The Good Law Project confirmed it has instructed a “top legal team” and has entered into pre-action correspondence with the ECB, outlining its case for why the policy should be overturned.
The group also warned that universities and local teams have been told to enforce similar restrictions, adding urgency to their challenge.
The move has drawn strong criticism from campaigners who support maintaining single-sex categories in women’s sport. Former Olympic swimmer Sharron Davies, a long-standing advocate for female athletes’ rights, condemned the legal challenge.
“I’m horrified,” she told The Telegraph. “Yet again, this is all about shoehorning males into sport for females. The law has made it clear, and science has proved, we cannot remove all male physical advantage.”
Davies argued that safety and fairness must remain paramount even in non-contact sports such as cricket.

Cricket is a non-contact sport
| PA“In a sport like cricket, where a male can bowl considerably faster and harder, it’s not safe or fair to have non-conforming males in any level of female cricket,” she said.
“We’ve already seen male-on-female injuries. We find girls and women self-exclude when they are treated as less worthy of protection.
“Including males excludes females from female sport. This can’t be allowed to happen anymore.”

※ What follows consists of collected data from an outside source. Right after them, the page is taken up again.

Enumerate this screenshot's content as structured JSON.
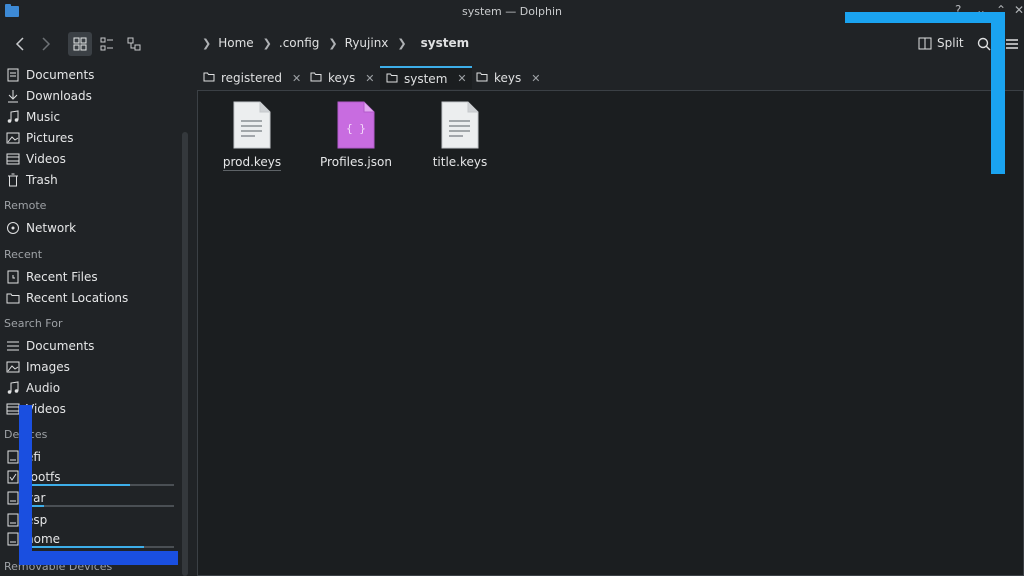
{
  "window": {
    "title": "system — Dolphin"
  },
  "breadcrumb": {
    "items": [
      "Home",
      ".config",
      "Ryujinx"
    ],
    "current": "system"
  },
  "toolbar": {
    "split_label": "Split"
  },
  "sidebar": {
    "places": [
      "Documents",
      "Downloads",
      "Music",
      "Pictures",
      "Videos",
      "Trash"
    ],
    "remote_header": "Remote",
    "remote": [
      "Network"
    ],
    "recent_header": "Recent",
    "recent": [
      "Recent Files",
      "Recent Locations"
    ],
    "search_header": "Search For",
    "search": [
      "Documents",
      "Images",
      "Audio",
      "Videos"
    ],
    "devices_header": "Devices",
    "devices": [
      "efi",
      "rootfs",
      "var",
      "esp",
      "home"
    ],
    "removable_header": "Removable Devices"
  },
  "device_usage": {
    "rootfs": 0.7,
    "var": 0.12,
    "home": 0.8
  },
  "tabs": [
    "registered",
    "keys",
    "system",
    "keys"
  ],
  "active_tab": 2,
  "files": [
    {
      "name": "prod.keys",
      "icon": "text-file-icon"
    },
    {
      "name": "Profiles.json",
      "icon": "json-file-icon"
    },
    {
      "name": "title.keys",
      "icon": "text-file-icon"
    }
  ],
  "colors": {
    "accent": "#3daee9",
    "annotation_light": "#1aa3f0",
    "annotation_dark": "#1a4fe0",
    "json_icon": "#c86ce0"
  }
}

The legal challenge against the ECB coincides with a separate case brought by the Good Law Project against the Equality and Human Rights Commission (EHRC). The group accuses the watchdog of “violating” trans people’s privacy rights through interim guidance issued after the Supreme Court ruling. That case is scheduled for a two-day hearing in the High Court next month.
Maugham said in August: “The guidance amounts to a bathroom ban for trans people, violating people’s right to privacy in their everyday lives. Given the evident hostility of the guidance to the rights and dignities of trans people, we are confident the commission will lose.”
As the legal battle looms, cricket’s governing body faces growing scrutiny over how it balances inclusion, fairness and safety — an issue now shaping the wider debate across British sport.